The Third Wave of AI
Up until now there have been only two branches
The First Wave
Symbolic AI was the first wave and was based on the premise that knowledge could be “represented” as a set of rules that computers could process with logic. If you could add enough rules, you could eventually produce common sense knowledge of the world and general intelligence. It fell out of favor in the late 1980s
The Second Wave
The second wave is connectionist AI which is inspired by biological neurons and aims to create networks that can organize information into knowledge without explicit human interaction. Essentially, connectionist AI aims to reach general intelligence through emulation of the human brain. Machine Leaning is connectionist AI and it is having its day now – so much so the term ML is now used interchangeably with AI.
The Third Wave has begun
In turns out the symbolic crowd was on the right track after all when it focused not on emulating the human brain, like the connectionists, but on the end product of human cognition: knowledge. But there was a fatal flaw in their approach: the symbols themselves.
The connection between symbols and the things they represent are arbitrary conventions. Our natural language is composed of layer after layer of symbols. It is a communications protocol, instructions for processing symbols to convey knowledge. Knowledge is a model like a picture is a model and “a picture is worth a thousand words.”
We see that knowledge is composed of ideas and complex ideas are aggregates of simpler ones. The inescapable conclusion is that, if you keep decomposing ideas into their components, at some point you get to the end, or rather the beginning. This is the same conjecture that Democritus made about the material world: if you keep breaking things apart, eventually you get to the indivisible pieces he called “atoms.” Knowledge, whether in a human mind or a machine, must be composed of elemental ideas.
It took two thousand years to discover the number and properties of material atoms and arrange them into the table that illustrates how they combine to create all material substances. Those atoms are invisible and could only be discovered by indirect experiments.
“Cognitive atoms” are accessible to us through direct introspection of our own thoughts. We hypothesized that these elemental ideas, like nature’s elements, exist within a hidden structure that could be discovered, and their rules of combination revealed. We developed a compact information structure analogous to the Periodic Table that we call the “cognitive core.” With this achievement, the field of AI has been transformed into a pure science with clear foundational principles and a well-defined roadmap to greater and greater capabilities.
Using the core, we constructed a model of the commonsense world of sufficient scope to understand the meaning of words in natural language. While this may seem a herculean task, in reality it is well bounded and as with a picture and words, it is a thousand times more compact and scalable than old-fashioned symbolic approaches. The hard part is to visualize reality with the words and linguistic forms that are normally present in our thought processes stripped away.

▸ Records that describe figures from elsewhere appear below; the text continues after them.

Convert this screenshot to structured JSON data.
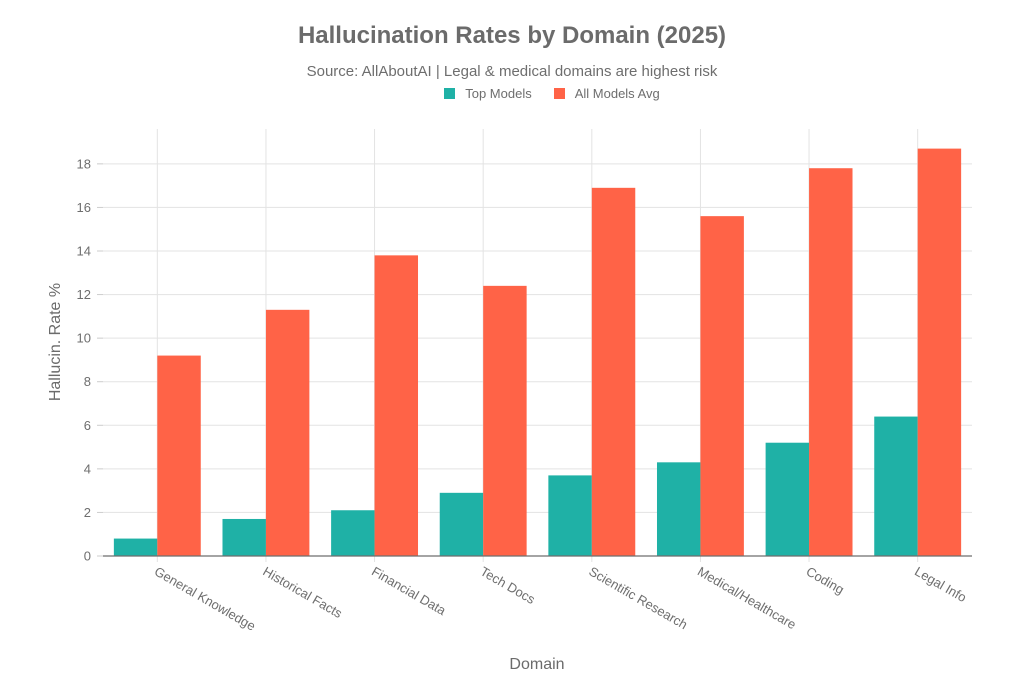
{
  "chart_data": {
    "type": "bar",
    "title": "Hallucination Rates by Domain (2025)",
    "subtitle": "Source: AllAboutAI | Legal & medical domains are highest risk",
    "xlabel": "Domain",
    "ylabel": "Hallucin. Rate %",
    "categories": [
      "General Knowledge",
      "Historical Facts",
      "Financial Data",
      "Tech Docs",
      "Scientific Research",
      "Medical/Healthcare",
      "Coding",
      "Legal Info"
    ],
    "series": [
      {
        "name": "Top Models",
        "color": "#1fb1a6",
        "values": [
          0.8,
          1.7,
          2.1,
          2.9,
          3.7,
          4.3,
          5.2,
          6.4
        ]
      },
      {
        "name": "All Models Avg",
        "color": "#ff6347",
        "values": [
          9.2,
          11.3,
          13.8,
          12.4,
          16.9,
          15.6,
          17.8,
          18.7
        ]
      }
    ],
    "ylim": [
      0,
      19.6
    ],
    "yticks": [
      0,
      2,
      4,
      6,
      8,
      10,
      12,
      14,
      16,
      18
    ],
    "grid": true,
    "legend_position": "top-center"
  },
  "legend": {
    "items": [
      {
        "label": "Top Models",
        "color": "#1fb1a6"
      },
      {
        "label": "All Models Avg",
        "color": "#ff6347"
      }
    ]
  }
}
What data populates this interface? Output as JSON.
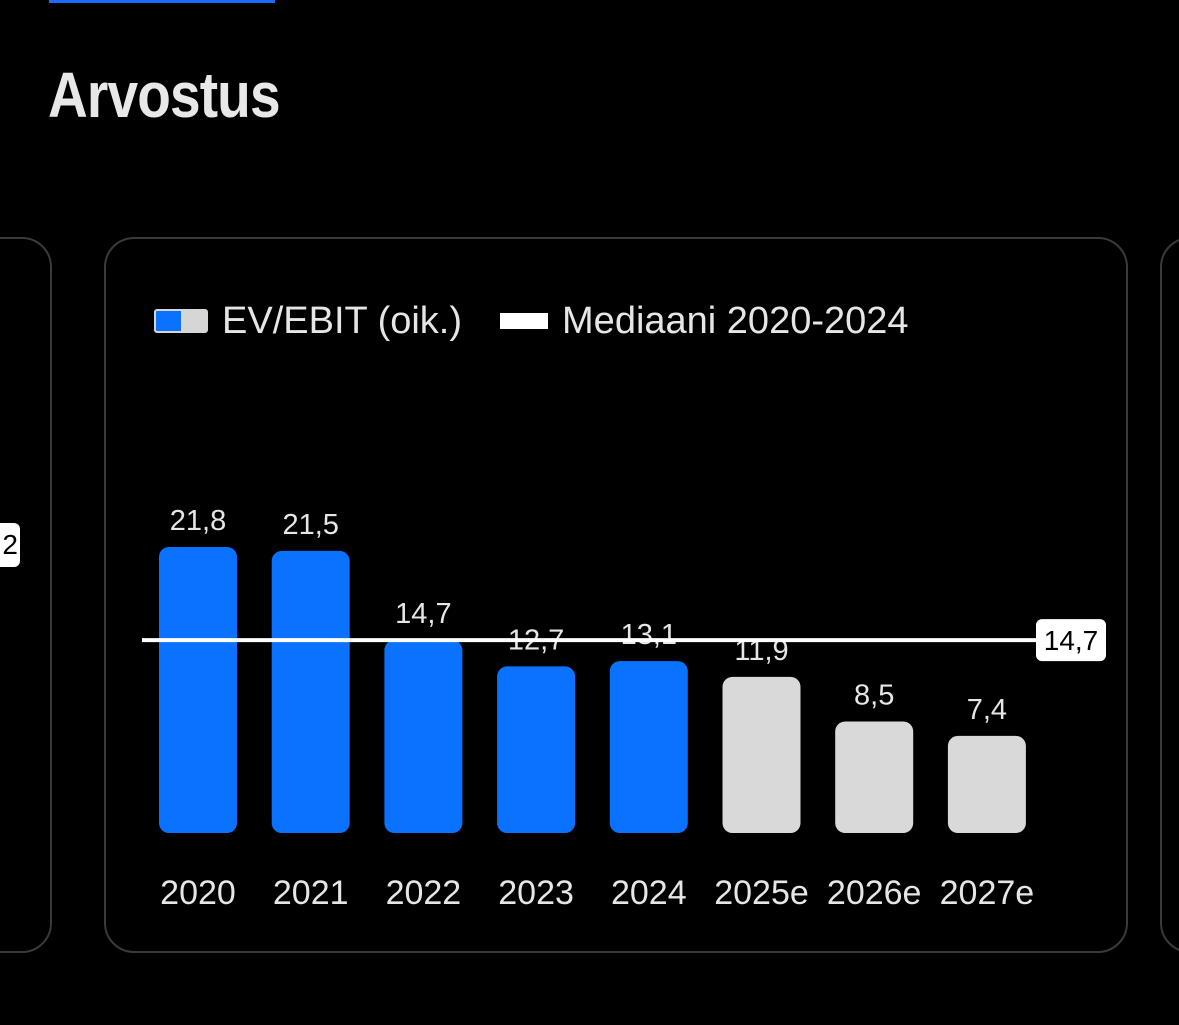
{
  "page": {
    "title": "Arvostus"
  },
  "prev_card": {
    "badge_fragment": "2"
  },
  "legend": {
    "bar_label": "EV/EBIT (oik.)",
    "line_label": "Mediaani 2020-2024"
  },
  "colors": {
    "actual": "#0a72ff",
    "estimate": "#d9d9d9",
    "median_line": "#ffffff",
    "background": "#000000"
  },
  "chart_data": {
    "type": "bar",
    "categories": [
      "2020",
      "2021",
      "2022",
      "2023",
      "2024",
      "2025e",
      "2026e",
      "2027e"
    ],
    "values": [
      21.8,
      21.5,
      14.7,
      12.7,
      13.1,
      11.9,
      8.5,
      7.4
    ],
    "value_labels": [
      "21,8",
      "21,5",
      "14,7",
      "12,7",
      "13,1",
      "11,9",
      "8,5",
      "7,4"
    ],
    "estimate": [
      false,
      false,
      false,
      false,
      false,
      true,
      true,
      true
    ],
    "series": [
      {
        "name": "EV/EBIT (oik.)",
        "values": [
          21.8,
          21.5,
          14.7,
          12.7,
          13.1,
          11.9,
          8.5,
          7.4
        ]
      }
    ],
    "reference_line": {
      "name": "Mediaani 2020-2024",
      "value": 14.7,
      "label": "14,7"
    },
    "title": "",
    "xlabel": "",
    "ylabel": "",
    "ylim": [
      0,
      22.5
    ],
    "grid": false,
    "legend_position": "top-left"
  }
}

We call a computer endowed with our technology a “sapiens.” Sapiens, like human children, learn by integrating concepts extracted from language into what they already know. For the first time there is a methodology, a cognitive chemistry, which endows computers with practical, scalable knowledge in the same sense that humans have knowledge.
A sapiens is not a chatbot. There is no slicing and dicing of predefined text strings going on, no references to real world things like cats or kitchens, nor reading nor books in the processing code. All that is in the model.
Real AI is here at last. New Sapience has created it. This is the most exciting news of our time, maybe all time.